The Love INC telemedicine clinic is also on hiatus during the outbreak period, with its base Matthew 25 Clinic only open to treat emergency needs of their current patients.

“They prefer people call first,” says Miller. “But if they are a Huntington resident and still need medications, they can still call Matthew 25 and get their medications refilled.”

As a result of the restrictions, many of Love INC’s army of volunteers – namely those over the age of 60 – have been told to stay home. Didion says it was a hard decision to make, since 90 percent of the ministry’s volunteers are over 60.

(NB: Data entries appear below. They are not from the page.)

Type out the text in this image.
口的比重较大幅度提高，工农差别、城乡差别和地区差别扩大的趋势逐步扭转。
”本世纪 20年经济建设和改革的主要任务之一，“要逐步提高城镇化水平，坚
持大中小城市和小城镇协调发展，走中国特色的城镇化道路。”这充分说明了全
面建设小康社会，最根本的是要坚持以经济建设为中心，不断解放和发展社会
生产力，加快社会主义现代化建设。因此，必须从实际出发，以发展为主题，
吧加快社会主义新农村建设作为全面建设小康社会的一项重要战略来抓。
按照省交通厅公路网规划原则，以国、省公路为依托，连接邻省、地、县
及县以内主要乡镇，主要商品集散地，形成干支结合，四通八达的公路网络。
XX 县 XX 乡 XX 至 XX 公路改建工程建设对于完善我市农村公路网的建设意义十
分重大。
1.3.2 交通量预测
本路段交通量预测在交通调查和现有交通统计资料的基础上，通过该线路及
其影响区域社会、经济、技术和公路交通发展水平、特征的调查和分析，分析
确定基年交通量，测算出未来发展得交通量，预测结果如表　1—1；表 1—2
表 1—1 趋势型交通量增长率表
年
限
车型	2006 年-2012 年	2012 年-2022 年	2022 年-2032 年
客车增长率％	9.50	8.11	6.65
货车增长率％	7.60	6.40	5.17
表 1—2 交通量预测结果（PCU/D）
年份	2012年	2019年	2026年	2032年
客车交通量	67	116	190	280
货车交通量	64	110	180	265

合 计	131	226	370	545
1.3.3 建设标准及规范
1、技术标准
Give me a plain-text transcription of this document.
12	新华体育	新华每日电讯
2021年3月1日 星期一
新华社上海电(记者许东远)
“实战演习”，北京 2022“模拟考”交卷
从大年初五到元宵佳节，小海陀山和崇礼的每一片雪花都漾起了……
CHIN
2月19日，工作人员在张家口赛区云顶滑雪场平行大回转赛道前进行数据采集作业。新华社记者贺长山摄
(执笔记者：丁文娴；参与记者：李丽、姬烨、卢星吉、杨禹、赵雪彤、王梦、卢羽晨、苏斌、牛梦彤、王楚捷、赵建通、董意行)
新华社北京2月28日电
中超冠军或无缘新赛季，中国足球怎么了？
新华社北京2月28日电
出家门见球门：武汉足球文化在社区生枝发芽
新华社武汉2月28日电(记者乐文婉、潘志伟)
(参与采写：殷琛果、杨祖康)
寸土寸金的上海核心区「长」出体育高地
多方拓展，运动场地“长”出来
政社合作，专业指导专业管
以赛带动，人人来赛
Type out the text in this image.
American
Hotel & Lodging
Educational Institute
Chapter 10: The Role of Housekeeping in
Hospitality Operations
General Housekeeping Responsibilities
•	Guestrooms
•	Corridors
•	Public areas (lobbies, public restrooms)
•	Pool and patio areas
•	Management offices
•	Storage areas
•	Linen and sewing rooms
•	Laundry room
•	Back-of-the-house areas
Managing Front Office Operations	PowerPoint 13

Volunteers who are over age 60 and are healthy will be allowed to come in on Thursdays and pack food into the bags that will be distributed on Fridays. Younger, healthy volunteers are also welcome, Miller adds. Help is needed with the pantry on Thursdays and Fridays.

In spite of the upheaval brought about by the ever-changing reports of coronavirus activity, Miller says everyone is making the best of the situation.

“So far everybody’s just pulled together and wants the best for each other,” she says. “We haven’t had any anger or frustration from our volunteers or the neighbors we’ve seen; they’ve been very understanding and they seem to want to protect their health and their family’s health, too.”

Love INC is still accepting donations of food and household supplies. Miller says the Huntington County community has been exceedingly generous in helping to keep the larder filled. Monetary donations are also needed, which will give her additional buying power when she contacts Community Harvest to order more supplies. People making monetary donations should note in the memo “in response to the COVID-19 virus” so the funds will be used where most needed in the pantry.

While it will be hard to serve the community without allowing the public to come inside it building, Didion says if a volunteer or neighbor is diagnosed with COVID-19 and has been in the building within the last 14 days they will close the building for 24 hours. Leaders will work with the health department to notify anyone who may possibly have come in contact with that person, while following CDC guidelines for cleaning and disinfecting the facility.